To visualize the vast amounts of data produced by CFD simulations, we were inspired by an in vitro flow visualization technique: particle imaging velocimetry (PIV). With PIV, the trajectories of luminescent particles are recorded as they move through an illuminated transparent flow model; particle velocity is then determined from the particle displacement and the temporal resolution of the recorded images. Such images, particularly when played in a cine loop, often provide a readily comprehensible view of complicated flow patterns. In a reversal of the PIV experiment, we use the known velocity field to compute particle trajectories. In our "simulated PIV" (SPIV) approach, a user-specified distribution of particles is seeded at the inlet of the CFD model throughout the cardiac cycle. Each particle is then tracked by integrating the time-varying velocity field, and the resulting computed trajectories are displayed as progressing streaks in a series of successive frames. The user specifies a frame rate to control the spacing between streaks, and the shutter speed to control the streak length. Unlike the in vitro PIV (which typically visualizes the trajectories of monochromatic particles through a 2D plane), SPIV allows us to: (i) visualize particles throughout an arbitrarily-oriented 3D volume; and (ii) color-code particles according their velocity or (in the case of a bifurcation) the branch they ultimately enter. Many of the animations in the Image and Movie Gallery were constructed using variations of this apporach.
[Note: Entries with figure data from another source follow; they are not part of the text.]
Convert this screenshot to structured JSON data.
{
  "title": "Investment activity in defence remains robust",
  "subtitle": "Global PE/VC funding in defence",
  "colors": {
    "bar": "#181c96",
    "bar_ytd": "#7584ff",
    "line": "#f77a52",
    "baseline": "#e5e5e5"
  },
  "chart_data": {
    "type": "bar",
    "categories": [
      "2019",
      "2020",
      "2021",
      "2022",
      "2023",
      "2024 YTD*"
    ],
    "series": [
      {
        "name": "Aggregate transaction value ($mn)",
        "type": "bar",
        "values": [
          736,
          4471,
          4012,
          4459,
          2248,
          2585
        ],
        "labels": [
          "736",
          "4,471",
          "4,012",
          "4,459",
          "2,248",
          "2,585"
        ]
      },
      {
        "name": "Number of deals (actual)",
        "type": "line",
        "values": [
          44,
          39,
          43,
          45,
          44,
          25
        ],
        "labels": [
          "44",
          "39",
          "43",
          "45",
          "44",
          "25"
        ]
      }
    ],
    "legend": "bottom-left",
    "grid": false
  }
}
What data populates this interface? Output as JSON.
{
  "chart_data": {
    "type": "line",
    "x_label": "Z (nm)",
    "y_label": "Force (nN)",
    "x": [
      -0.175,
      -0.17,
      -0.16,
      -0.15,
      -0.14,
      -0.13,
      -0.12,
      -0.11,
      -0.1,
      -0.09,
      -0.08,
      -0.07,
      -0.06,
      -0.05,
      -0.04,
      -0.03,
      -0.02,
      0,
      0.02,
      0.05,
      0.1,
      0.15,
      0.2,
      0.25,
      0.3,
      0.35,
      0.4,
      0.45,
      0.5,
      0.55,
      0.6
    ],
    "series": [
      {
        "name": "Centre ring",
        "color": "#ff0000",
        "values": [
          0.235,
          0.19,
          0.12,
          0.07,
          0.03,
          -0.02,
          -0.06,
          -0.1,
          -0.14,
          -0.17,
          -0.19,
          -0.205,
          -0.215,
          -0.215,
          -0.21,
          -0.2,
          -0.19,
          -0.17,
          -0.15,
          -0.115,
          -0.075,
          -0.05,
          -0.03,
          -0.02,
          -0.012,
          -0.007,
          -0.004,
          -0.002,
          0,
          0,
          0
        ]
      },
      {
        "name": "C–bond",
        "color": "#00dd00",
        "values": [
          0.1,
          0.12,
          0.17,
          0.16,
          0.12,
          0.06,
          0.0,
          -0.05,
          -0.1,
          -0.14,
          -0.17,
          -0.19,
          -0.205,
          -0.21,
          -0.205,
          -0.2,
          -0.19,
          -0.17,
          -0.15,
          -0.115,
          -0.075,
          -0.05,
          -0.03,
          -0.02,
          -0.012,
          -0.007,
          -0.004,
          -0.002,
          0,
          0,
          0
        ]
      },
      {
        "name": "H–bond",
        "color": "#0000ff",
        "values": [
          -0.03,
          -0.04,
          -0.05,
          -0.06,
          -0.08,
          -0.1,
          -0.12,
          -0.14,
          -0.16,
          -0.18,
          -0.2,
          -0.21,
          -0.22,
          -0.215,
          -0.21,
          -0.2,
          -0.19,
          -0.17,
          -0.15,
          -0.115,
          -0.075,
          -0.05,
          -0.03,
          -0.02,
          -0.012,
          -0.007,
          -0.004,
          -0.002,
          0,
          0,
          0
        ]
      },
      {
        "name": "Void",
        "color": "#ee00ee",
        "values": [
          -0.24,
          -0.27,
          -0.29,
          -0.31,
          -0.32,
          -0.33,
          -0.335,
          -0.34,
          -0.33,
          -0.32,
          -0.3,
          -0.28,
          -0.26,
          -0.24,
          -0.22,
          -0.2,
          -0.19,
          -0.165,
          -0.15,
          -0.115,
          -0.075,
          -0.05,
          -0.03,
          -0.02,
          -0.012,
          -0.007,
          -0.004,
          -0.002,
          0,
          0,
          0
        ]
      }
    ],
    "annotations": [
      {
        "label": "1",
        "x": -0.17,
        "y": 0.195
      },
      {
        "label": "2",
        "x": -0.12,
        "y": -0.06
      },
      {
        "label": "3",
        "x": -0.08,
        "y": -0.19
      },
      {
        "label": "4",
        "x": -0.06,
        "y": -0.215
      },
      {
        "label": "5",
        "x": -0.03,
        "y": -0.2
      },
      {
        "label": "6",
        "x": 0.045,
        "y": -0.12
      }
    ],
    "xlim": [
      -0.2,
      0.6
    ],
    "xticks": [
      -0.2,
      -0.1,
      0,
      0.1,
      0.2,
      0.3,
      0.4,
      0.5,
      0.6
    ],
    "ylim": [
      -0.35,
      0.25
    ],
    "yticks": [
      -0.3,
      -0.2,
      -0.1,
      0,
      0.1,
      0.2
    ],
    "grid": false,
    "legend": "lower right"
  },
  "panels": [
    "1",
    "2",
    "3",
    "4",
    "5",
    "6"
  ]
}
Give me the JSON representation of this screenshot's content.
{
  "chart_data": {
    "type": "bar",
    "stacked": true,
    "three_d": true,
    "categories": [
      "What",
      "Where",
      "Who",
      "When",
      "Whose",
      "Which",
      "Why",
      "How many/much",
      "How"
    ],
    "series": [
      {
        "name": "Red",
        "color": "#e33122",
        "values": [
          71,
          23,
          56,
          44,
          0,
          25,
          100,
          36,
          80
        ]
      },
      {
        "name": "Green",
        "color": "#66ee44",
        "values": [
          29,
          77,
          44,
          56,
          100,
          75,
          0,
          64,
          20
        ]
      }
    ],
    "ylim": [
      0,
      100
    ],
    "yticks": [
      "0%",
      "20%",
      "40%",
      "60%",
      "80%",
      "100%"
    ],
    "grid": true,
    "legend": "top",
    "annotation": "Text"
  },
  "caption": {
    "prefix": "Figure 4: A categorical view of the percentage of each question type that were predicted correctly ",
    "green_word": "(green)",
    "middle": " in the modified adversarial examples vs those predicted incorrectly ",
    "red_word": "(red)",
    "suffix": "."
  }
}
CFD modeling of arterial hemodynamics has historically been limited to simplistic or idealized representations of vascular geometries. The current trend in hemodynamic modeling is to eschew such idealized models in favor of patient-specific models derived from medical imaging of the vascular anatomy. We have developed a number of computer-assisted image processing tools to simplify the process of extracting the lumen surface and wall thickness for subsequent finite element meshing. Using a class of geometrically deformable models (GDM), we are now able to extract the wall thickness from in vivo MR images of human volunteers with a precision of less than 200 microns. By extending the GDM from a 2D "string" to a 3D "balloon", we are also able to directly extract the three-dimensional lumen boundary from a serial set of MR images, in effect combining the conventional segmenrtation and serial reconstruction phases. We are also currently investigating techniques that will allow us to generate the finite element volume mesh directly from a series of MR images.
To date virtually all computational hemodynamic studies have been carried out on normal arteries, where flow patterns are typically laminar. As we begin to consider the hemodynamics of diseased arteries, which typically have constrictions that produce high-speed jets, turbulence becomes an important factor. Standard turbulence models may not be appropriate under physiological flow conditions, so we are therefore testing their applicability by comparison with LDA measurements. We are also investigating novel turbulence models that take into account the time-scales associated with physiological pulsatile flow.